OURENSE, Spain — I write these lines in Galicia, in the northwest of Spain, near Láncara, the tiny town where Fidel Castro's father, Angel Castro Argiz, was born on December 5, 1875.
The patriarch of the Castro clan was a rural peasant scourged by poverty who emigrated to Cuba in the midst of war. It was not an act of courage but of economic necessity: another citizen paid him to take his place on the Spanish side in the Cuban fight for independence.
Spain lost that war and lost Cuba. But according to Carlos Márquez Sterling in his Historia de Cuba, Angel Castro was in the unit that killed Cuban independence leader Antonio Maceo, known as The Bronze Titan.
After the war, Angel Castro decided to stay on the island to escape the poverty of his homeland. He bought farms. He became an illustrious landowner. And he stood out for the violence of his business practices, including the exploitation of agricultural workers he imported from Haiti. It’s as if he was taking revenge on those as poor as he once had been—a paradoxical attitude passed on to his sons.
Today in Láncara, Fidel Castro’s aged cousin Victoria López Castro, now in an old folks’ home, remembers him with affection and says the Cuban commander sent money and gifts to his Spanish relatives. Another neighbor in the town remembers him as "a generous man," recalling Castro's last visit to his father's home village.
It was in 1992, invited by the late Manuel Fraga, formerly a minister in the government of Generalissimo Francisco Franco and subsequently the founder of the ruling Partido Popular.
Castro had the opportunity to visit the house where his father was born and was presented with all kinds of entertainment and abundant food from the neighborhood. Fraga, the ex-fascist and Castro the communist, appeared to be best friends forever. Sometimes extremes attract like the opposite poles of a magnet.
And it is true that Fidel sent money to his poor friends and relatives in distant Láncara— as true as the fact he did not do the same with the poor Cubans, whom he kept in poverty, deprived not only of money but of expectations.
Fidel promised Cuba patria o muerte, "homeland or death." The Cubans threw the dice of the revolution and "homeland" came up, but on the second throw there was “death.”
It’s estimated that the revolutionary courts killed more than 6,000 Cubans. The political persecution forced 20 percent of the population into exile, and the repression against opponents was as brutal as it was constant. Fidel pursued entrepreneurs, homosexuals, politicians, religious people, guys with long hair, and other groups deemed unpardonable for the most unsuspected reasons.

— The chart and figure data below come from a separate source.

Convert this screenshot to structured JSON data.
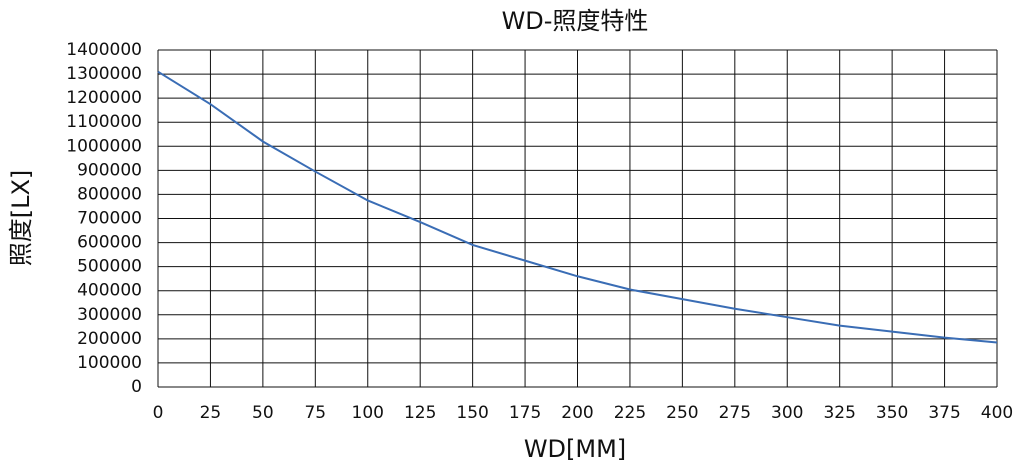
{
  "chart_data": {
    "type": "line",
    "title": "WD-照度特性",
    "x_label": "WD[MM]",
    "y_label": "照度[LX]",
    "x": [
      0,
      25,
      50,
      75,
      100,
      125,
      150,
      175,
      200,
      225,
      250,
      275,
      300,
      325,
      350,
      375,
      400
    ],
    "series": [
      {
        "name": "照度",
        "color": "#3a6db5",
        "values": [
          1310000,
          1175000,
          1020000,
          895000,
          775000,
          685000,
          590000,
          525000,
          460000,
          405000,
          365000,
          325000,
          290000,
          255000,
          230000,
          205000,
          185000
        ]
      }
    ],
    "xlim": [
      0,
      400
    ],
    "xticks": [
      0,
      25,
      50,
      75,
      100,
      125,
      150,
      175,
      200,
      225,
      250,
      275,
      300,
      325,
      350,
      375,
      400
    ],
    "ylim": [
      0,
      1400000
    ],
    "yticks": [
      0,
      100000,
      200000,
      300000,
      400000,
      500000,
      600000,
      700000,
      800000,
      900000,
      1000000,
      1100000,
      1200000,
      1300000,
      1400000
    ],
    "grid": true
  }
}
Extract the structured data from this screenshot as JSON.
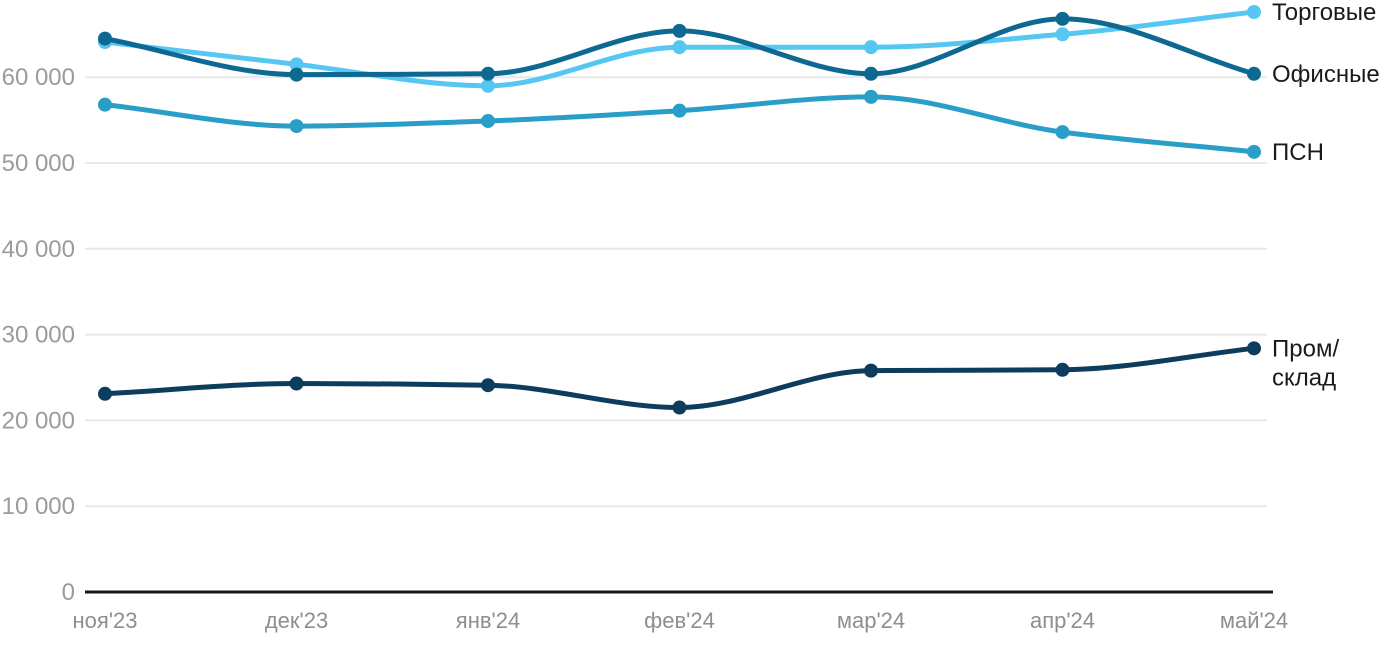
{
  "chart_data": {
    "type": "line",
    "categories": [
      "ноя'23",
      "дек'23",
      "янв'24",
      "фев'24",
      "мар'24",
      "апр'24",
      "май'24"
    ],
    "series": [
      {
        "id": "torgovye",
        "name": "Торговые",
        "label_lines": [
          "Торговые"
        ],
        "color": "#56C7F3",
        "values": [
          64100,
          61500,
          59000,
          63500,
          63500,
          65000,
          67600
        ]
      },
      {
        "id": "ofisnye",
        "name": "Офисные",
        "label_lines": [
          "Офисные"
        ],
        "color": "#0E6992",
        "values": [
          64500,
          60300,
          60400,
          65400,
          60400,
          66800,
          60400
        ]
      },
      {
        "id": "psn",
        "name": "ПСН",
        "label_lines": [
          "ПСН"
        ],
        "color": "#299EC8",
        "values": [
          56800,
          54300,
          54900,
          56100,
          57700,
          53600,
          51300
        ]
      },
      {
        "id": "prom-sklad",
        "name": "Пром/склад",
        "label_lines": [
          "Пром/",
          "склад"
        ],
        "color": "#0D3D5D",
        "values": [
          23100,
          24300,
          24100,
          21500,
          25800,
          25900,
          28400
        ]
      }
    ],
    "y_ticks": [
      {
        "value": 0,
        "label": "0"
      },
      {
        "value": 10000,
        "label": "10 000"
      },
      {
        "value": 20000,
        "label": "20 000"
      },
      {
        "value": 30000,
        "label": "30 000"
      },
      {
        "value": 40000,
        "label": "40 000"
      },
      {
        "value": 50000,
        "label": "50 000"
      },
      {
        "value": 60000,
        "label": "60 000"
      }
    ],
    "ylim": [
      0,
      68500
    ],
    "grid": "horizontal",
    "legend_position": "right",
    "styles": {
      "grid_color": "#E8E8E8",
      "axis_color": "#171717",
      "y_tick_color": "#9B9B9B",
      "x_tick_color": "#8E8E8E",
      "series_label_color": "#1A1A1A",
      "background": "#FFFFFF"
    }
  }
}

Analysts still debate whether the blockade of Cuba was a better or worse way to address the problems caused by the revolution, but the truth is that Castrismo has always been able to win out over the policies directed at it from abroad, whether international isolation or the cordial embrace of the Obama administration. And while Castrismo won, the people always lost.
Several Spanish colleagues have traveled to the island over the years to photograph "Cuba As You’ve Never Seen It,” and mostly they’ve come back with the same pictures. The Castros typically receive Spanish officials from the left—and not only from the left—and let them circulate ostensibly without restrictions. They know how to direct them to the Cuba they want to see, hiding all the misery. And above all, they pay the women. Yes. But about that there is only one condition: silence. “Whores and Silence”: Maybe that should be the title of a book about Castro dictatorship.
Naturally, any profile of the revolution would be incomplete if it did not take into account some positive parts of Fidel’s legacy, from literacy to medical care, and even some willingness of late to talk about openness and freedom with Pope Francis at one moment and Obama the next.
But when it comes to the bottom line for those of us who want above all for liberty and democracy to thrive in Cuba, Castrismo has been a cancer.
Fidel Castro was an egomaniac, cunning and incredibly resilient, and we can’t even celebrate properly his demise, because he has left his regime so tied up that the enemies of the revolution continue having to live in Miami.
Night falls in Láncara and the mayor, a Socialist, meditates about how best to pay homage to Fidel Castro. Sorry to say it’s a sincere desire, a payment for the favors received from this distant godfather of this tiny village. But such is the business of the revolution. Castro, in addition to everything else, became a millionaire; maybe that’s a talent that came with his paternal DNA. Much of the world also pays homage.
Much of the world is also paying homage, and I can understand that. There is nostalgia abroad for a revolution that was supposed to be beautiful and romantic, even if the Cubans didn’t see it that way.
What will not be so easy to explain to our children some day is why the only world leader who has reminded us of the victims of Castrismo with the vehemence the subject merits is a guy named Trump. Something is wrong.